= Gümrük resmi =

The gümrük resmi (also called a selametlik resmi, paid to a gümrük emin) was a customs charge, or tax, in the Ottoman Empire. In modern-day Turkey the term continues to be in use: Gümrük vergi ve resimleri (Turkish for customs taxes and duties).

Customs duties were typically paid on the value of commodities; in the Ottoman empire, just as in modern commerce, this would fuel disagreements over the "value" of the goods being traded.

As with other Ottoman taxes, collection could be "farmed out" to a contractor who would agree to pay a fixed amount, or a percentage, to the government. Sometimes the tax farmer might attempt to request customs duties on goods or traders which had previously been exempt. In the 17th century, gümrük resmi was capped at 3% for Dutch traders; but nonetheless, the emin might attempt to increase that, or to try other ways of calculating duty which would increase the amount payable.

In the 18th century, the Ottoman empire attempted to enforce gümrük on all vessels sailing in and out of the Persian Gulf; however, this was increasingly difficult as ships could not be forced to call at the customs-post in the port of Muscat, local chiefs failed to pay gümrük from their ports promptly (or at all), and vessels from (or under the protection of) the great powers such as Britain were effectively exempted from gümrük.
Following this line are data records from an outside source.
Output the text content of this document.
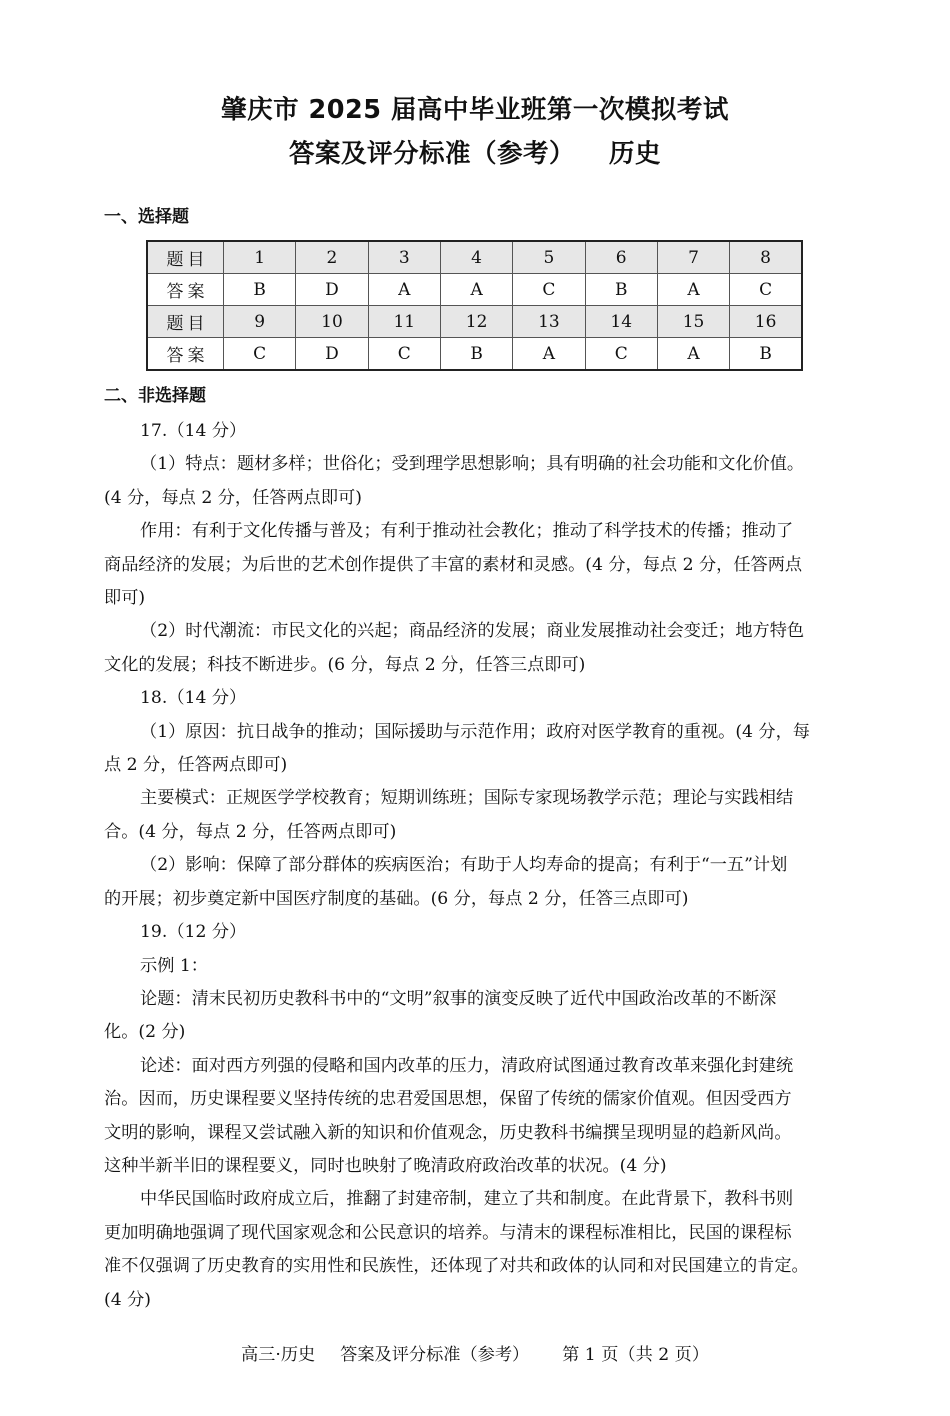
肇庆市 2025 届高中毕业班第一次模拟考试
答案及评分标准（参考） 历史
一、选择题
题目	1	2	3	4	5	6	7	8
答案	B	D	A	A	C	B	A	C
题目	9	10	11	12	13	14	15	16
答案	C	D	C	B	A	C	A	B
二、非选择题
17.（14 分）
（1）特点：题材多样；世俗化；受到理学思想影响；具有明确的社会功能和文化价值。
(4 分，每点 2 分，任答两点即可)
作用：有利于文化传播与普及；有利于推动社会教化；推动了科学技术的传播；推动了
商品经济的发展；为后世的艺术创作提供了丰富的素材和灵感。(4 分，每点 2 分，任答两点
即可)
（2）时代潮流：市民文化的兴起；商品经济的发展；商业发展推动社会变迁；地方特色
文化的发展；科技不断进步。(6 分，每点 2 分，任答三点即可)
18.（14 分）
（1）原因：抗日战争的推动；国际援助与示范作用；政府对医学教育的重视。(4 分，每
点 2 分，任答两点即可)
主要模式：正规医学学校教育；短期训练班；国际专家现场教学示范；理论与实践相结
合。(4 分，每点 2 分，任答两点即可)
（2）影响：保障了部分群体的疾病医治；有助于人均寿命的提高；有利于“一五”计划
的开展；初步奠定新中国医疗制度的基础。(6 分，每点 2 分，任答三点即可)
19.（12 分）
示例 1：
论题：清末民初历史教科书中的“文明”叙事的演变反映了近代中国政治改革的不断深
化。(2 分)
论述：面对西方列强的侵略和国内改革的压力，清政府试图通过教育改革来强化封建统
治。因而，历史课程要义坚持传统的忠君爱国思想，保留了传统的儒家价值观。但因受西方
文明的影响，课程又尝试融入新的知识和价值观念，历史教科书编撰呈现明显的趋新风尚。
这种半新半旧的课程要义，同时也映射了晚清政府政治改革的状况。(4 分)
中华民国临时政府成立后，推翻了封建帝制，建立了共和制度。在此背景下，教科书则
更加明确地强调了现代国家观念和公民意识的培养。与清末的课程标准相比，民国的课程标
准不仅强调了历史教育的实用性和民族性，还体现了对共和政体的认同和对民国建立的肯定。
(4 分)
高三·历史 答案及评分标准（参考） 第 1 页（共 2 页）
After 1795, the Sultan responded to this problem by encouraging a certain form of freebooting; the Suwaydi tribe were encouraged to settle at the Hormuz Strait, a bottleneck at the mouth of the Persian Gulf, and they were tacitly encouraged to raid any ship which could not prove it had paid gümrük resmi.

Some farmers in border areas might attempt to evade livestock taxes by claiming to each government that their livestock were on the "other" side of the border; sultan Selim ordered in 1571 that gümrük
resmi would have to be paid, but some tax evasion appears to have continued.

Sometimes an emin might be stationed at a port or border crossing, to manage customs; this would be a gümrük emin.